我刚刚下载了Matlab工具箱Vlfeat来对描述符denseSIFT进行一些研究。它有一个很棒的函数叫做vl_dsift()来满足我。但是,我仍然对vl_dsift.m中对此函数的描述有一点疑问,为方便起见,我只是复制一下。
% FURTHER DETAILS ON THE GEOMETRY
%
% As mentioned, the VL_DSIFT() descriptors cover the bounding box
% specified by BOUNDS = [XMIN YMIN XMAX YMAX]. Thus the top-left bin
% of the top-left descriptor is placed at (XMIN, YMIN).
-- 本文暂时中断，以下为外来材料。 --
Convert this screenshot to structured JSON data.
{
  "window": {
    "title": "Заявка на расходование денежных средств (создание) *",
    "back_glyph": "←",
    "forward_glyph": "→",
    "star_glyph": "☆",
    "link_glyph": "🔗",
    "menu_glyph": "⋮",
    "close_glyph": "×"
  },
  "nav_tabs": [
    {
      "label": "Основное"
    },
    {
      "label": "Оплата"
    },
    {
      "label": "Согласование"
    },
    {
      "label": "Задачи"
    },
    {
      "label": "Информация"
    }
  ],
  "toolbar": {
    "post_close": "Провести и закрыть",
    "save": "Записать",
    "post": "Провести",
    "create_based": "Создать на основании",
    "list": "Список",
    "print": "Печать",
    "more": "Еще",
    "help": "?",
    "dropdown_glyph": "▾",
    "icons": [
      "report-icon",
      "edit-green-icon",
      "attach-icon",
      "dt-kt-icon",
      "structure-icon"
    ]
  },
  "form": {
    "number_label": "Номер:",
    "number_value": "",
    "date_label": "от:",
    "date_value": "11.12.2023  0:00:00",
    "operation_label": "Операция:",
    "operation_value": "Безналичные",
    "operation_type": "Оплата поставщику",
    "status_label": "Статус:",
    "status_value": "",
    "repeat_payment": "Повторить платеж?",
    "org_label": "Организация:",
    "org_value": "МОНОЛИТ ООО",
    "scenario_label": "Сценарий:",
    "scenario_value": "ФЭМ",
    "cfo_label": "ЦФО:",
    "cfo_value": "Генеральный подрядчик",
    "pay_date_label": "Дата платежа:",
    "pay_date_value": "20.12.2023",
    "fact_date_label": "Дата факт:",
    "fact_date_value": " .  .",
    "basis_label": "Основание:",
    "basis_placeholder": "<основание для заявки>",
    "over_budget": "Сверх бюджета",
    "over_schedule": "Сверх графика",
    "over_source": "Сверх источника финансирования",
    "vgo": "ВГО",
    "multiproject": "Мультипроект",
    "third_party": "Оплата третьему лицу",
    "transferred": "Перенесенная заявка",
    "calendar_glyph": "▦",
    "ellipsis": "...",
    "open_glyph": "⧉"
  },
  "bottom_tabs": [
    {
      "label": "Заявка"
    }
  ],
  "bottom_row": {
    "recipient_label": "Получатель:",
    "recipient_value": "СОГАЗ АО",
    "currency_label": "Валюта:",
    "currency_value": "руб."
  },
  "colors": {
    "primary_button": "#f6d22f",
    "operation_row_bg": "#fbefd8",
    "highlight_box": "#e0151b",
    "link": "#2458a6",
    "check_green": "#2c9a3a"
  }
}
The next
% three bins to the right are at XMIN + SIZE, XMIN + 2*SIZE, XMIN +
% 3*SIZE. The X coordiante of the center of the first descriptor is
% therefore at (XMIN + XMIN + 3*SIZE) / 2 = XMIN + 3/2 * SIZE. For
% instance, if XMIN = 1 and SIZE = 3 (default values), the X
% coordinate of the center of the first descriptor is at 1 + 3/2 * 3
% = 5.5. For the second descriptor immediately to its right this is
% 5.5 + STEP, and so on.
如上所述,XMIN和SIZE的默认值是1和3,并且根据描述,中心X坐标是(1 + 1 + 3 * 3)/2=5.5。但正如我们所知,SIFT描述符在4 * 4箱区域中计算,每个箱子在此有3个像素,因此该区域的整个区域实际上是4 * 3 * 4 * 3 = 144,每列/行是3 * 4 = 12长度,该区域的角应为(12 / 2,12 / 2)=(6,6),而不是(5.5,5.5),如上所述。这个问题让我困扰了一段时间。有谁知道真相吗?非常感谢你!